CELEBRATE CREATIVITY AND JOY OF THE HUMAN SPIRIT PRESENTED AT THE CARVER.
The mission of the Carver Community Cultural Center is to celebrate the diverse cultures of our world, nation and community, with emphasis on its African and African-American heritage, by providing premier artistic presentations, community outreach activities and educational programs.
HISTORY & MISSION
For over 75 years, The Carver Community Cultural Center (“The Carver”) has served as the San Antonio Eastside’s foremost gathering place of cultural exchange and performance arts. It was originally erected in 1918, as a community center for African-Americans. By the 1930s, the building was repurposed as the Colored Library and renamed the Carver Library and Auditorium, in honor of Dr. George Washington Carver. From the 1940s through the Civil Rights Era, prominent African-American entertainers such as Ella Fitzgerald, Duke Ellington, Count Basie, and Louis Armstrong played at the Carver.
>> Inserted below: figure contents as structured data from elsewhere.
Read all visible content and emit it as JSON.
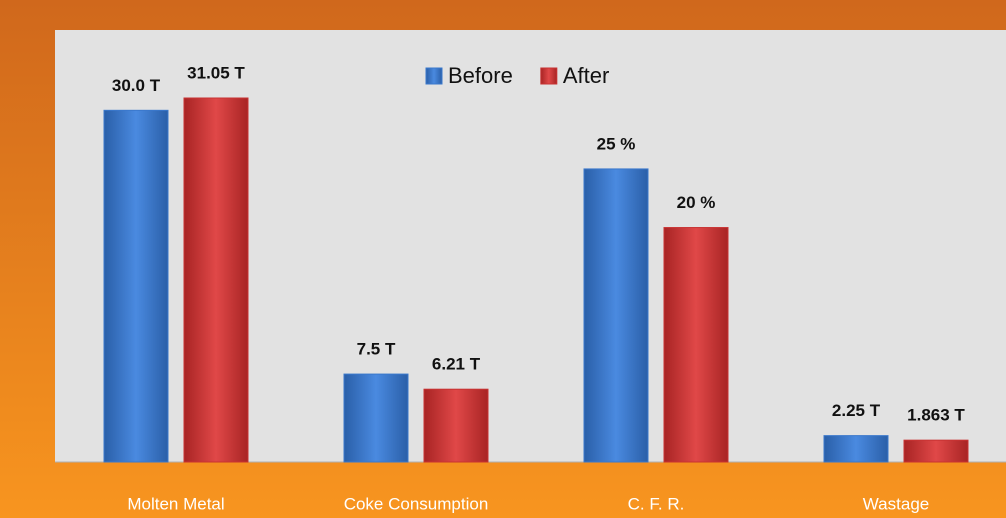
{
  "chart_data": {
    "type": "bar",
    "categories": [
      "Molten Metal",
      "Coke Consumption",
      "C. F. R.",
      "Wastage"
    ],
    "series": [
      {
        "name": "Before",
        "color": "#3a78cc",
        "values": [
          30.0,
          7.5,
          25,
          2.25
        ],
        "value_labels": [
          "30.0 T",
          "7.5 T",
          "25 %",
          "2.25 T"
        ]
      },
      {
        "name": "After",
        "color": "#c83232",
        "values": [
          31.05,
          6.21,
          20,
          1.863
        ],
        "value_labels": [
          "31.05 T",
          "6.21 T",
          "20 %",
          "1.863 T"
        ]
      }
    ],
    "legend": "top"
  }
}
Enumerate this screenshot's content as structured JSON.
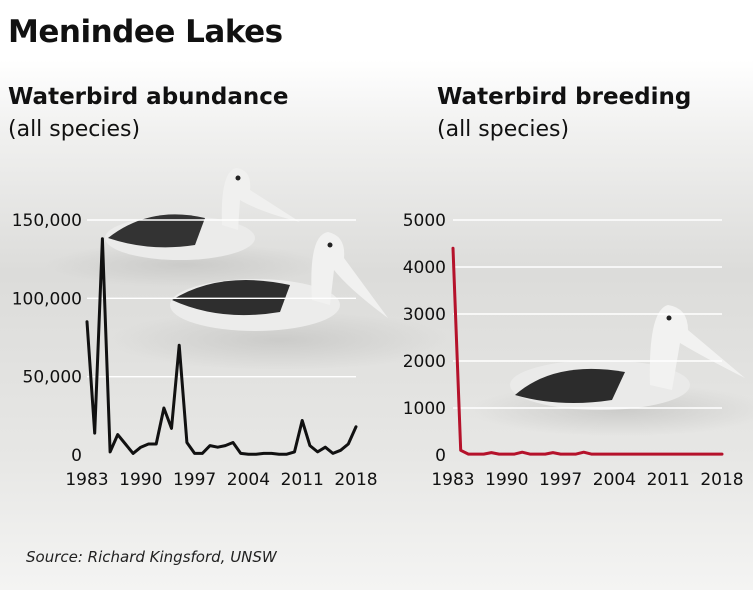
{
  "header": {
    "title": "Menindee Lakes"
  },
  "source": "Source: Richard Kingsford, UNSW",
  "colors": {
    "abundance_line": "#111111",
    "breeding_line": "#b5122b",
    "grid": "#ffffff"
  },
  "chart_data": [
    {
      "type": "line",
      "title": "Waterbird abundance",
      "subtitle": "(all species)",
      "x_ticks": [
        1983,
        1990,
        1997,
        2004,
        2011,
        2018
      ],
      "y_ticks": [
        0,
        50000,
        100000,
        150000
      ],
      "y_tick_labels": [
        "0",
        "50,000",
        "100,000",
        "150,000"
      ],
      "xlim": [
        1983,
        2018
      ],
      "ylim": [
        0,
        150000
      ],
      "grid": true,
      "series": [
        {
          "x": [
            1983,
            1984,
            1985,
            1986,
            1987,
            1988,
            1989,
            1990,
            1991,
            1992,
            1993,
            1994,
            1995,
            1996,
            1997,
            1998,
            1999,
            2000,
            2001,
            2002,
            2003,
            2004,
            2005,
            2006,
            2007,
            2008,
            2009,
            2010,
            2011,
            2012,
            2013,
            2014,
            2015,
            2016,
            2017,
            2018
          ],
          "values": [
            85000,
            14000,
            138000,
            2000,
            13000,
            7000,
            1000,
            5000,
            7000,
            7000,
            30000,
            17000,
            70000,
            8000,
            1000,
            1000,
            6000,
            5000,
            6000,
            8000,
            1000,
            500,
            500,
            1000,
            1000,
            500,
            500,
            2000,
            22000,
            6000,
            2000,
            5000,
            1000,
            3000,
            7000,
            18000
          ]
        }
      ]
    },
    {
      "type": "line",
      "title": "Waterbird breeding",
      "subtitle": "(all species)",
      "x_ticks": [
        1983,
        1990,
        1997,
        2004,
        2011,
        2018
      ],
      "y_ticks": [
        0,
        1000,
        2000,
        3000,
        4000,
        5000
      ],
      "y_tick_labels": [
        "0",
        "1000",
        "2000",
        "3000",
        "4000",
        "5000"
      ],
      "xlim": [
        1983,
        2018
      ],
      "ylim": [
        0,
        5000
      ],
      "grid": true,
      "series": [
        {
          "x": [
            1983,
            1984,
            1985,
            1986,
            1987,
            1988,
            1989,
            1990,
            1991,
            1992,
            1993,
            1994,
            1995,
            1996,
            1997,
            1998,
            1999,
            2000,
            2001,
            2002,
            2003,
            2004,
            2005,
            2006,
            2007,
            2008,
            2009,
            2010,
            2011,
            2012,
            2013,
            2014,
            2015,
            2016,
            2017,
            2018
          ],
          "values": [
            4400,
            100,
            20,
            20,
            20,
            50,
            20,
            20,
            20,
            60,
            20,
            20,
            20,
            50,
            20,
            20,
            20,
            60,
            20,
            20,
            20,
            20,
            20,
            20,
            20,
            20,
            20,
            20,
            20,
            20,
            20,
            20,
            20,
            20,
            20,
            20
          ]
        }
      ]
    }
  ]
}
However due to desegregation, the Carver fell into neglect by the early 1970s.
CARVER COMMUNITY CULTURAL CENTER HAS OVER 100 YEARS OF HISTORY OF SERVING SAN ANTONIO.
In 1973, the City moved to have the Carver demolished, but community members galvanized in an act of civil disobedience, effectively using their bodies as human shields to protect the building from bulldozers. Under the ownership and management of the City of San Antonio (CoSA), the Carver was renovated and reopened in 1977, as the Carver Community Cultural Center. It now operates as a special project of the CoSA’s Conventions Sports and Entertainment Facilities Department.